Construction of a mouse model of cblC type methylmalonic acidemia with W203X mutation based on the CRISPR/Cas9 technology.
- Author:
Fei MA
1
;
Cong-Cong SHI
;
Pu-Ping LIANG
;
Si-Tao LI
;
Xia GU
;
Xin XIAO
;
Hu HAO
Author Information
1. Laboratory of Inborn Metabolism, Sixth Affiliated Hospital, Sun Yat-sen University, Guangzhou 510655, China. freehaotiger@126.com.
- Publication Type:Journal Article
- MeSH:
Amino Acid Metabolism, Inborn Errors;
Animals;
CRISPR-Cas Systems;
Carrier Proteins;
Heterozygote;
Mice;
Mutation
- From:
Chinese Journal of Contemporary Pediatrics
2019;21(8):824-829
- CountryChina
- Language:Chinese
-
Abstract:
OBJECTIVE:To construct a W203X-mutant mouse model of cblC type methylmalonic acidemia based on the CRISPR/Cas9 technology.

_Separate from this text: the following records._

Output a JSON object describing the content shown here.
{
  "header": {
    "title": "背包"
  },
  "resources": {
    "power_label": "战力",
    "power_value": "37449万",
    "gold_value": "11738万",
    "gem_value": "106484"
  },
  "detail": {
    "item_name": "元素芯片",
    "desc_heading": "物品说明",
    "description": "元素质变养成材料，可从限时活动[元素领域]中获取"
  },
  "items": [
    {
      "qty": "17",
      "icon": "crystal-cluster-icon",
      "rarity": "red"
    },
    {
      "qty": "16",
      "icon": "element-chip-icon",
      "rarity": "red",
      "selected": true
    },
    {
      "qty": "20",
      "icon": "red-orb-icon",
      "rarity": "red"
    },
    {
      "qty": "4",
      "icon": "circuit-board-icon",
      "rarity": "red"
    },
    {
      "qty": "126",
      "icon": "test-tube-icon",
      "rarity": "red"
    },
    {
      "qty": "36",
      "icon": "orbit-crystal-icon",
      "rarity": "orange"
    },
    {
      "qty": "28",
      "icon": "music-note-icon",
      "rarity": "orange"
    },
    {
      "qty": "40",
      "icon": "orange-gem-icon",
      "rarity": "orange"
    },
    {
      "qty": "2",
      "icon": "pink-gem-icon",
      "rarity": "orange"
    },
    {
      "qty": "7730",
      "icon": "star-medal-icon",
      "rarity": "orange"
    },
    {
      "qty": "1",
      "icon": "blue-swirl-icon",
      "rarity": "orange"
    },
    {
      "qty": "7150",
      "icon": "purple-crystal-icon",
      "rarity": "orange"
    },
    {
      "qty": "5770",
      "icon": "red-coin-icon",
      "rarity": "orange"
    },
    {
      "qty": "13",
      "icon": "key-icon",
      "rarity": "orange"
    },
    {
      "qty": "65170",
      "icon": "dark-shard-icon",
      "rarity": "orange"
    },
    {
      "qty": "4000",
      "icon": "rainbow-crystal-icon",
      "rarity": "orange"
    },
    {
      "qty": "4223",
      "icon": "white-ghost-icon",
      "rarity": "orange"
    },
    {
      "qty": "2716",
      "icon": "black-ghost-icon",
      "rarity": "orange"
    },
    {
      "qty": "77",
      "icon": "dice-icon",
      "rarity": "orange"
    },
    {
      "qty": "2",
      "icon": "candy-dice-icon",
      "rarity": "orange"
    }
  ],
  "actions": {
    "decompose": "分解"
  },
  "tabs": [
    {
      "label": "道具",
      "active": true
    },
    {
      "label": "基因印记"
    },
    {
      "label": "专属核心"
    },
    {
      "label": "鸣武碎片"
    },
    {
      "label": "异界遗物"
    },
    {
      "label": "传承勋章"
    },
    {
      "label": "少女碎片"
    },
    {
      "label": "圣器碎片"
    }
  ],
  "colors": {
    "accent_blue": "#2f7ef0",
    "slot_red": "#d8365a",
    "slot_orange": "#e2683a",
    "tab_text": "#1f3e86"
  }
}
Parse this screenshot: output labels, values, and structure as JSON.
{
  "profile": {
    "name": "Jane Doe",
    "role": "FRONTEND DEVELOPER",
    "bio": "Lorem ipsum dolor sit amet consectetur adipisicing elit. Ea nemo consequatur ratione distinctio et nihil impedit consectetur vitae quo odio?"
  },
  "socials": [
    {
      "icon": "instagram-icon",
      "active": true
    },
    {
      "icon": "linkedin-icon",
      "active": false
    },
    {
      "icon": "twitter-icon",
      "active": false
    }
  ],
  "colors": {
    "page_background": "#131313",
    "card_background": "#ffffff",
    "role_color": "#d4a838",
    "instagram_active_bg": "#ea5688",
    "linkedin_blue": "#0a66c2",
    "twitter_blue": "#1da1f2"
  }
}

METHODS:At first, BLAST was used to compare the conservative nature of the cblC gene and protein sequences in humans and mice, and then, the CRISPR/Cas9 technology was used for microinjection of mouse fertilized eggs to obtain heterozygous F1 mice. Hybridization was performed for these mice to obtain homozygous W203X-mutant mice. The blood level of the metabolite propionyl carnitine (C3) was measured for homozygous mutant mice, heterozygous littermates, and wild-type mice.
RESULTS:The gene and protein sequences of MMACHC, the pathogenic gene for cblC type methylmalonic acidemia, were highly conserved in humans and mice. The homozygous W203X-mutant mice were successfully obtained by the CRISPR/Cas9 technology, and there was a significant increase in C3 in these mice at 24 hours after birth (P<0.001).
CONCLUSIONS:A W203X-mutant mouse model of cblC type methylmalonic acidemia is successfully constructed by the CRISPR/Cas9 technology.